Manitoba is expanding its rapid COVID-19 testing to teachers in Winnipeg.
The rapid testing pilot will begin in January to coincide with the post-holiday return to school, Premier Brian Pallister announced on Thursday.
Those tests will be part of a broader expansion of rapid testing throughout the province, he said.
The province has sent in a $40-million order for Songbird Hyris tests, which will help deliver 45,000 tests a month.
That will provide the ability to test each teacher and educational support staff member in Winnipeg twice a month for the rest of the school year, Pallister said.
No testing, however, will be given to students; the tests are not designed for children, he said.
If they feel ill or have any coronavirus symptoms they must stay home, as has been the order since March. If teachers feel ill, on the other hand, they need to be tested and cleared as soon as possible to get back to teaching kids, Pallister said.
More details about the rapid testing program, as well as plans to expand it outside Winnipeg, will be announced in the near future, Palister said.
The province is also deploying another 20 Abbott ID NOW tests to communities across the province, in addition to the 13 testing units announced a month ago.
The latest devices are destined for:
Southern Health Region: Steinbach (two units), Boundary Trails (two), Portage la Prairie (two) and Notre-Dame-de-Lourdes (one).
Interlake-Eastern Regional Health Authority: Selkirk (two), Stonewall (one), Pine Falls (one), Gimli (one) and Ashern (one).
Prairie Mountain Health: Dauphin (two), Neepawa (one), Virden (one), Killarney (one) and Russell (one).
Northern Regional Health Authority: Thompson/The Pas (one)
Province gets vaccine-ready
Manitoba has also made “significant progress” toward launching a co-ordinated vaccination campaign when a vaccine is ready, Pallister said.
“Our team of hundreds of dedicated Manitobans has been planning and preparing for months for a vaccination campaign that will be unlike anything else this province has ever seen,” he said.
“We are assembling the necessary people, equipment and other resources so we can rapidly stand up a large-scale, super-site vaccine campaign, as soon as the vaccine is delivered.”
Manitoba has secured all necessary supplies to administer two doses of the vaccine to every resident, including a sufficient supply of needles, syringes and personal protective equipment for staff administering vaccinations, he said.
The first freezer able to safely store one of the COVID-19 vaccines at extremely low temperatures has been delivered and installed, with another four on the way, Pallister said.

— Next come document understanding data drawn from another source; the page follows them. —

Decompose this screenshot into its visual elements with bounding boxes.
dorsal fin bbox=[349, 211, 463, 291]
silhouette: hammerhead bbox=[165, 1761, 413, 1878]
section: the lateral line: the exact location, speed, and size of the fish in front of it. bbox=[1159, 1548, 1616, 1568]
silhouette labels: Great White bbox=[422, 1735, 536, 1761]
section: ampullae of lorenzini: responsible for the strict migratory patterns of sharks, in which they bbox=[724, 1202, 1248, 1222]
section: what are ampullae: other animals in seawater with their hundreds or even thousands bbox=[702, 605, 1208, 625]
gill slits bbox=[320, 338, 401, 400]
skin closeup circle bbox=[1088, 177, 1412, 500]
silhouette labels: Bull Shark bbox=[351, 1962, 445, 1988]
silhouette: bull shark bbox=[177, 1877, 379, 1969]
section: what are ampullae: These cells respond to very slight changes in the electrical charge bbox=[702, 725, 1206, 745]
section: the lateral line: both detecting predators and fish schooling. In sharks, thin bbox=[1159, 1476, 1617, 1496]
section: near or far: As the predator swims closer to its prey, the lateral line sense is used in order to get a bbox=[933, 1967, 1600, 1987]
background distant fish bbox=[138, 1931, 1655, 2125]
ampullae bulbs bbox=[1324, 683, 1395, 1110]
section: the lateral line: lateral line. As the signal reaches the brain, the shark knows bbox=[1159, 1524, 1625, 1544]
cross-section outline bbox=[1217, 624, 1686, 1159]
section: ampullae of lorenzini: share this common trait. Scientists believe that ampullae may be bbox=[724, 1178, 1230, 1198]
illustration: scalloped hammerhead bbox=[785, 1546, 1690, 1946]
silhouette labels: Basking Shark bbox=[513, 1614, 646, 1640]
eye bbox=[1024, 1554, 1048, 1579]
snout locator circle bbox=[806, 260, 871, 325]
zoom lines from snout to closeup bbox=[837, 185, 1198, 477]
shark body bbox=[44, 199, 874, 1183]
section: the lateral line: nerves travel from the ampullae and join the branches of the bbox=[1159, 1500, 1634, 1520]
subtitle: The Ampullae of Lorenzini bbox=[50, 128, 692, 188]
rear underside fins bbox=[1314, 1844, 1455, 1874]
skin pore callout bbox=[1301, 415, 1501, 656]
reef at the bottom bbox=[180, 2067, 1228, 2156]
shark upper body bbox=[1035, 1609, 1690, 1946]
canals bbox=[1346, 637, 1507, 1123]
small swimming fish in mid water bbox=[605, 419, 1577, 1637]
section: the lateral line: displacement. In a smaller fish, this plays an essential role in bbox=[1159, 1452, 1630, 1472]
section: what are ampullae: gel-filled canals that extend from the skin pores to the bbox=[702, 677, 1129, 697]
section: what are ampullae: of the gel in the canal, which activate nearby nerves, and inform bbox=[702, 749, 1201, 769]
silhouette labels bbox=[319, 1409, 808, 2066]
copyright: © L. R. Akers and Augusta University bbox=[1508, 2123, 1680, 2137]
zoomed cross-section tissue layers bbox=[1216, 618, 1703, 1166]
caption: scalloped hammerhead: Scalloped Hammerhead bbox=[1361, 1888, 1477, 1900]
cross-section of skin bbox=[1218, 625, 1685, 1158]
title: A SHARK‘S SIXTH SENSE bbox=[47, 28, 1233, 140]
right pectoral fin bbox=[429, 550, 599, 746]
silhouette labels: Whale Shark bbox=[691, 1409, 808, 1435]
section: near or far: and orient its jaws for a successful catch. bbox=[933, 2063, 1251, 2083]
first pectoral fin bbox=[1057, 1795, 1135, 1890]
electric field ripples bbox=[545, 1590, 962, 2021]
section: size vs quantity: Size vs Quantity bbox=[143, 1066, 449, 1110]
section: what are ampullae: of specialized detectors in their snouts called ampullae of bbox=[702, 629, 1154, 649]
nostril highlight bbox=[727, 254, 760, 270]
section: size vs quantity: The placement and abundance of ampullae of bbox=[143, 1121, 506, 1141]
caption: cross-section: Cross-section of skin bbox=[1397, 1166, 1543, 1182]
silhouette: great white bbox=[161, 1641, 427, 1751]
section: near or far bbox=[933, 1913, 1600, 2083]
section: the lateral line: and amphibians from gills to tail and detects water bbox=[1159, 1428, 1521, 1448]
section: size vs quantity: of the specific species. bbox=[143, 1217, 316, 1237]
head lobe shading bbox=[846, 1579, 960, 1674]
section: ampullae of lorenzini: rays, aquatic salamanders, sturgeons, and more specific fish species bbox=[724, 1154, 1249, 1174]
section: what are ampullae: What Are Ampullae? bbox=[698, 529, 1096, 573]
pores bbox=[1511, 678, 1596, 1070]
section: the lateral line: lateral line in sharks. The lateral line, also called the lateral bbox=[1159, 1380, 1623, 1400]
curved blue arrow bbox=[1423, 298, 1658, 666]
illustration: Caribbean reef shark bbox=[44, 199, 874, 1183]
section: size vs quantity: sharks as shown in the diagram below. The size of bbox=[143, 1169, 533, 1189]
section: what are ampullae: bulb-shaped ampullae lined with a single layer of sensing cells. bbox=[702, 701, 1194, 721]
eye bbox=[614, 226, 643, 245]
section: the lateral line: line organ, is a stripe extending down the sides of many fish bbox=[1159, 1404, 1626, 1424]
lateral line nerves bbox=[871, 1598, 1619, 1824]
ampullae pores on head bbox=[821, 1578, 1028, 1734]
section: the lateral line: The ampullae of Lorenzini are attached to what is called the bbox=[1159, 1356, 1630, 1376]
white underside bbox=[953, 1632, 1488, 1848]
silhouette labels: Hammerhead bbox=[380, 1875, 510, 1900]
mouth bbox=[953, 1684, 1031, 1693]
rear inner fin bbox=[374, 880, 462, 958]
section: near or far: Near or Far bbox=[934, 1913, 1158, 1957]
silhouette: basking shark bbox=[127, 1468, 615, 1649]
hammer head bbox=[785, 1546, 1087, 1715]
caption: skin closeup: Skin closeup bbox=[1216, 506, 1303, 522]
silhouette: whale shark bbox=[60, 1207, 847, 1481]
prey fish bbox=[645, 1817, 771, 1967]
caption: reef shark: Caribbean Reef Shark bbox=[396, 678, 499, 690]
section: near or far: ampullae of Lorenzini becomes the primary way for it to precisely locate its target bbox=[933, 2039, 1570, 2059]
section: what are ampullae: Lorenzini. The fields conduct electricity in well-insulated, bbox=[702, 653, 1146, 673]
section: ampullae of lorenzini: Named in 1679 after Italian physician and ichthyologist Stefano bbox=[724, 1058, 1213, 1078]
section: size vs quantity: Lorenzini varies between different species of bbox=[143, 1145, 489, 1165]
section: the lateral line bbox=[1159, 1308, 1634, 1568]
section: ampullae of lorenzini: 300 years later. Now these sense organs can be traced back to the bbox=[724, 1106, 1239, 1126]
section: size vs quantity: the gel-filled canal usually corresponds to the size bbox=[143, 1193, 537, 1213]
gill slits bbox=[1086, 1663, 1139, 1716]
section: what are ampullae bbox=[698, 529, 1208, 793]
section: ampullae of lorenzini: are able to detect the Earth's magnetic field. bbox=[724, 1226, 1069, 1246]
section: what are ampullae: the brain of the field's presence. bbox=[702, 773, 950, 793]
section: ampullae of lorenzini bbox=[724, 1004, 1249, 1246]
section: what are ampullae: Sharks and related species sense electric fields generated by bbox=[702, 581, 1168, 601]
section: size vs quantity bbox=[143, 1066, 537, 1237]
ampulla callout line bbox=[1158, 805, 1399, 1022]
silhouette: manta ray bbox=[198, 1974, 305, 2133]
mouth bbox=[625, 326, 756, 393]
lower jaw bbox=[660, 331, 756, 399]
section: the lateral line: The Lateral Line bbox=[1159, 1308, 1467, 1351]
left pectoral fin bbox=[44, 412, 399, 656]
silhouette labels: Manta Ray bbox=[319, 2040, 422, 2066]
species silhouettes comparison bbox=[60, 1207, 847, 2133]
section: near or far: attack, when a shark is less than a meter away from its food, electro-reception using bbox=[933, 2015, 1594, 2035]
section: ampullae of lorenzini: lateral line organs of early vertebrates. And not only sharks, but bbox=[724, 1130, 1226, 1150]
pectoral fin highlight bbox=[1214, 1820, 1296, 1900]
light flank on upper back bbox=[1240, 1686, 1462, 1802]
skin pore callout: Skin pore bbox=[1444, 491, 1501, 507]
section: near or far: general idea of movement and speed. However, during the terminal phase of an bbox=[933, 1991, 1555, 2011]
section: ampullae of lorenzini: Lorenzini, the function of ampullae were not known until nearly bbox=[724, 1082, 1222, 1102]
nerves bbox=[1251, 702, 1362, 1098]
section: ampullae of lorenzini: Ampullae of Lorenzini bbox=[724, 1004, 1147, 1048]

Together they can hold about one million doses of vaccine.
The province has purchased 20 portable ultra-cold freezers so that, as the vaccine supply from the federal government expands over the coming months, it can be stored and be widely available at numerous sites.
Ultimately, it will be offered in a way that is similar to a conventional vaccination campaign, such as the annual flu shot, a news release from the province says.
Vaccines won’t be mandatory but the province will appeal to everyone’s common sense to get it, Palister said.
“Over time, the vaccine will be available to every Manitoban who wants it and this will help to protect all of us against COVID-19,” he said.
“In the meantime, we must continue to follow the public health advice of our public health experts, focus on the fundamentals and stay home.”